Kim Han-sol, a 17-year-old who is attending an international university in Mostar, Bosnia and Herzegovina, tells Rehn, in nearly unaccented English, that he was born in North Korea, but moved to Macau, China, when he was very young and that he never met his grandfather, even though he wanted to.
“That was actually one thing that I wanted to do before he passed away. I was really curious myself,” Han-sol says.
Han-sol says he hasn’t met his uncle, current North Korean leader Kim Jong-un, either. Han-sol is the son of Kim Jong-nam, Kim Jong-il’s eldest son, who fell out of favour with his father, leading the former dictator to appoint his youngest son as the next leader instead.

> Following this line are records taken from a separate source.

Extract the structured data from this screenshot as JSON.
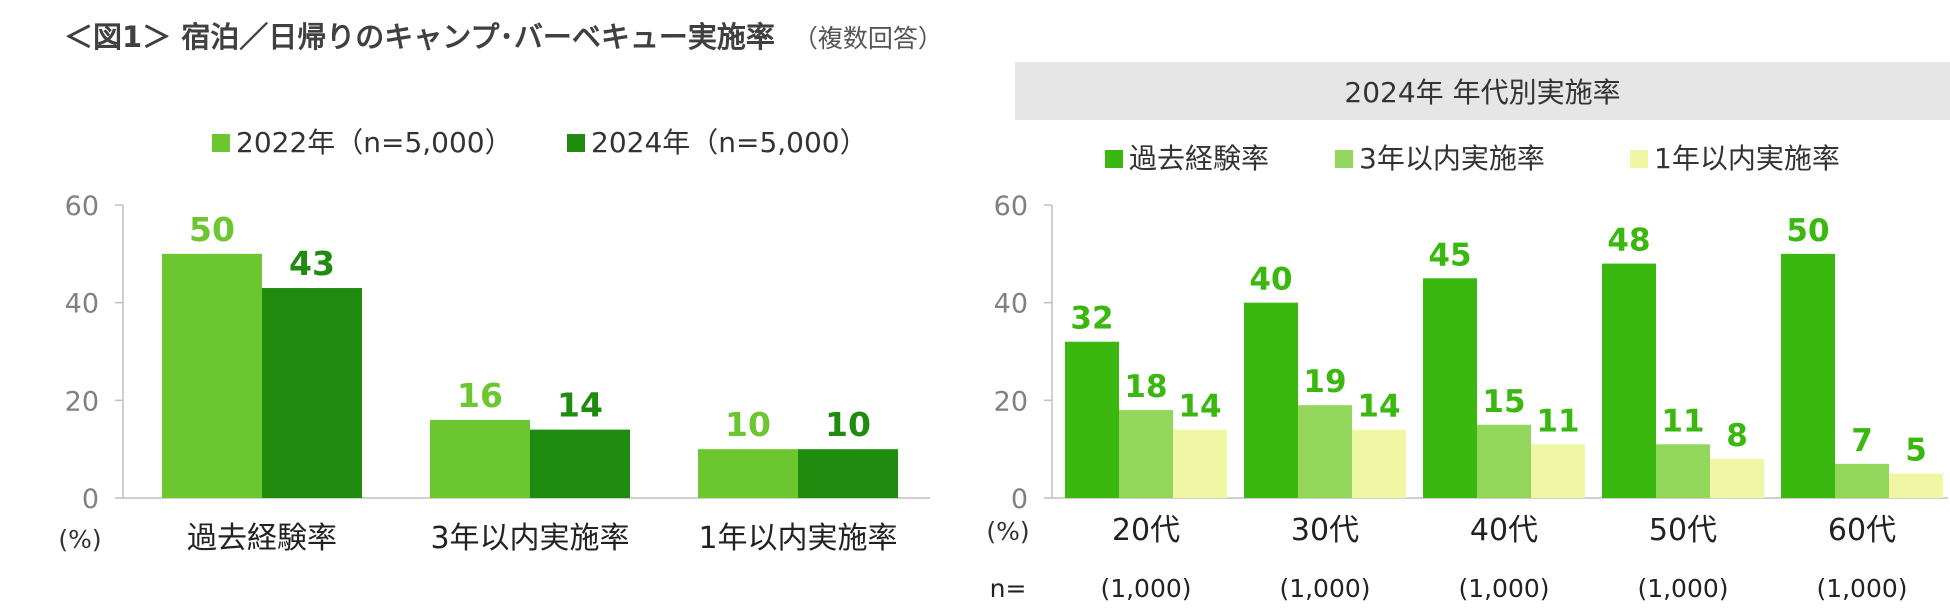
{
  "title": "＜図1＞ 宿泊／日帰りのキャンプ･バーベキュー実施率",
  "title_note": "（複数回答）",
  "right_header": "2024年 年代別実施率",
  "colors": {
    "c2022": "#6cc62f",
    "c2024": "#1f8c0f",
    "past": "#3ab80f",
    "within3": "#92d65c",
    "within1": "#f0f7a4",
    "axis": "#bfbfbf",
    "ytick": "#808080"
  },
  "chart_data": [
    {
      "type": "bar",
      "categories": [
        "過去経験率",
        "3年以内実施率",
        "1年以内実施率"
      ],
      "series": [
        {
          "name": "2022年（n=5,000）",
          "values": [
            50,
            16,
            10
          ]
        },
        {
          "name": "2024年（n=5,000）",
          "values": [
            43,
            14,
            10
          ]
        }
      ],
      "ylim": [
        0,
        60
      ],
      "yticks": [
        0,
        20,
        40,
        60
      ],
      "unit_label": "(%)",
      "legend": "top"
    },
    {
      "type": "bar",
      "categories": [
        "20代",
        "30代",
        "40代",
        "50代",
        "60代"
      ],
      "n_label": "n=",
      "n_values": [
        "(1,000)",
        "(1,000)",
        "(1,000)",
        "(1,000)",
        "(1,000)"
      ],
      "series": [
        {
          "name": "過去経験率",
          "values": [
            32,
            40,
            45,
            48,
            50
          ]
        },
        {
          "name": "3年以内実施率",
          "values": [
            18,
            19,
            15,
            11,
            7
          ]
        },
        {
          "name": "1年以内実施率",
          "values": [
            14,
            14,
            11,
            8,
            5
          ]
        }
      ],
      "ylim": [
        0,
        60
      ],
      "yticks": [
        0,
        20,
        40,
        60
      ],
      "unit_label": "(%)",
      "legend": "top"
    }
  ]
}
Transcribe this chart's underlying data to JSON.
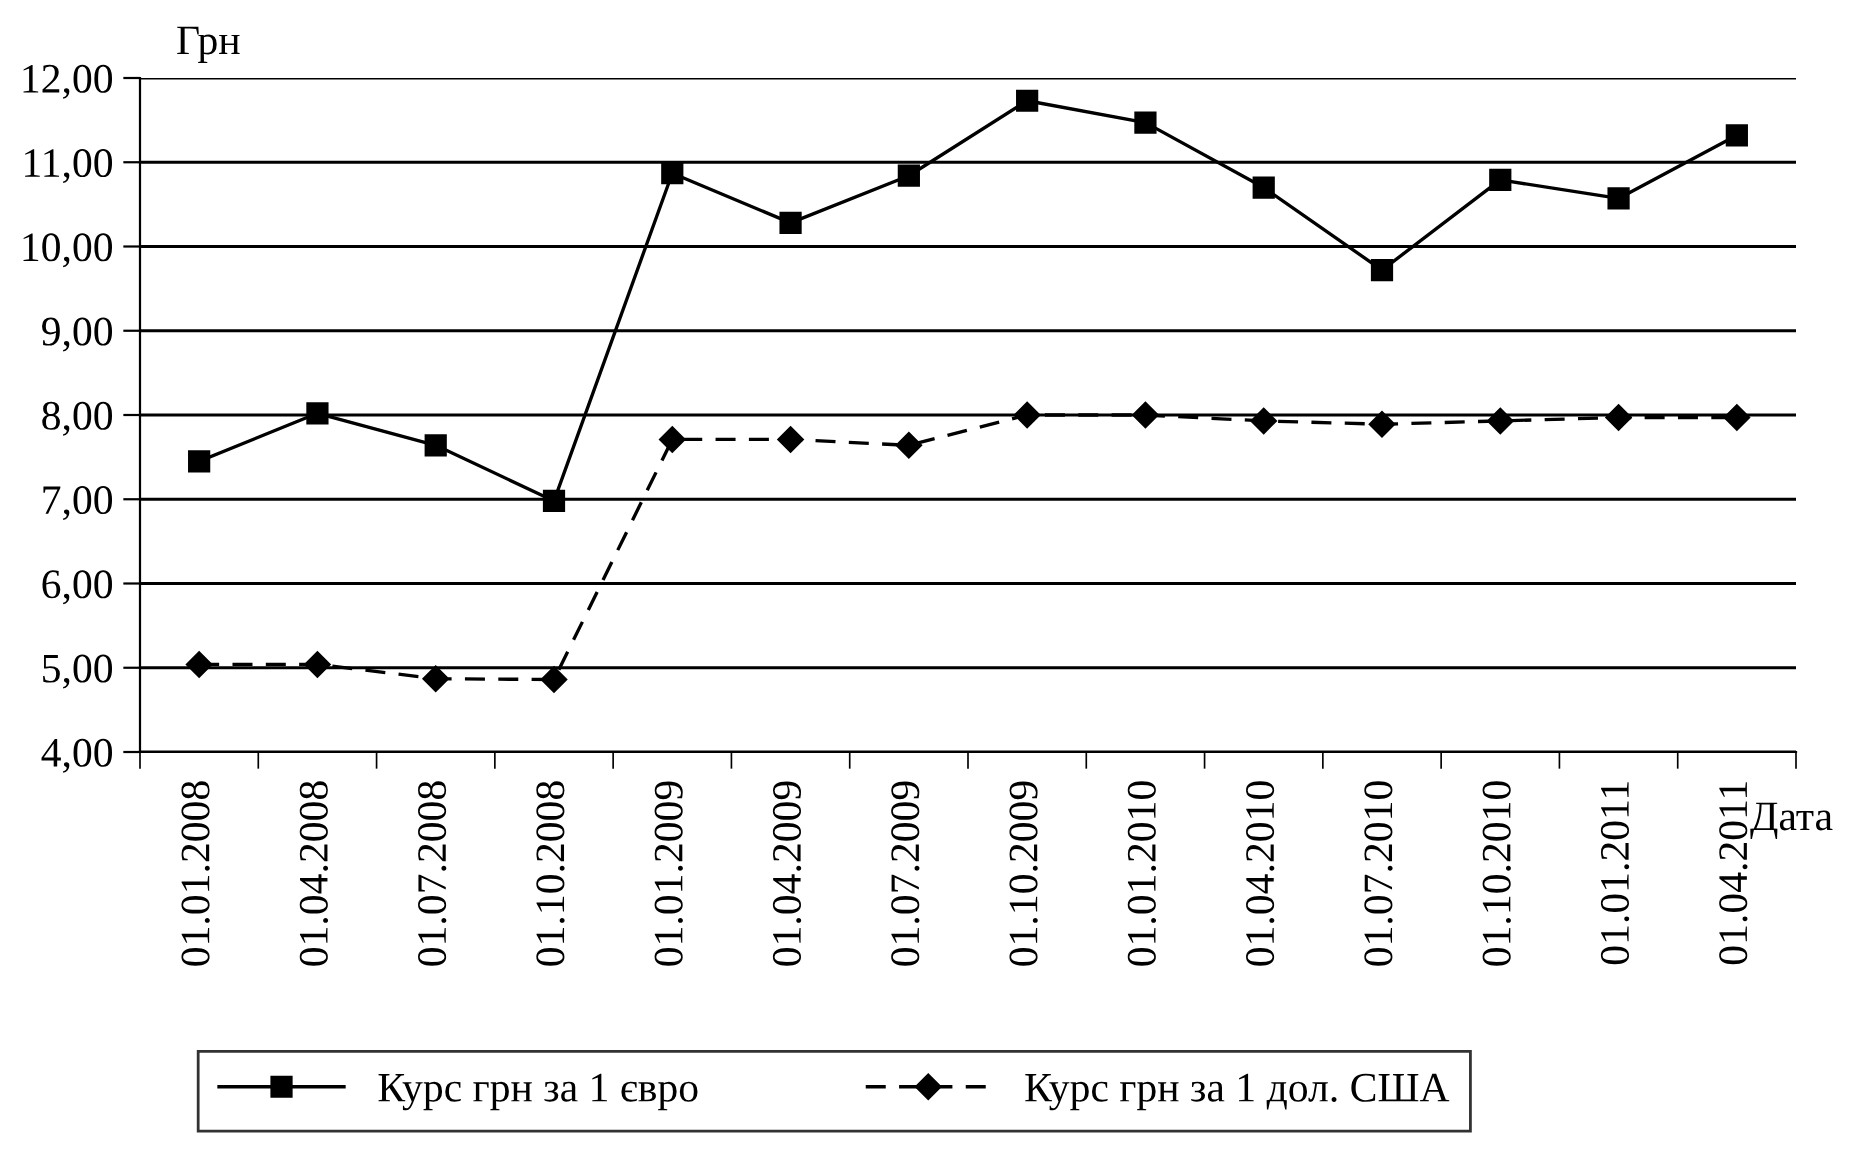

Han-sol says both his mother and his father taught him to think for himself and to be thankful for what he has in life. His upbringing has allowed him to make South Korean friends, he says.
“We shared stories from back home and realized how similar we are,” he says. “Same language, same culture. It’s just political issues that divide the nation in half and now, today, I have really close friends and we travel together, and it’s such a wonderful feeling.”
Han-sol says he dreams of going back to North Korea after school to make a difference and to make life easier for people there.
“I also dream of unification because it’s really sad that I can’t go to the other side and see my friends over there,” he says. “It’s a really sad story because my friends would say, like, it would be really great to just take a bus or something, just to South Korea or North Korea, and meet each other at some point, but that’s one of the dreams.”
The full interview has been posted to Youtube.
(English interview begins at 1:35)
Han-sol’s dreams however, seem a long way off. On Friday, North Korea threatened to attack South Korea after anti-Pyongyang activists announced plans to launch leaflets into North Korea using balloons.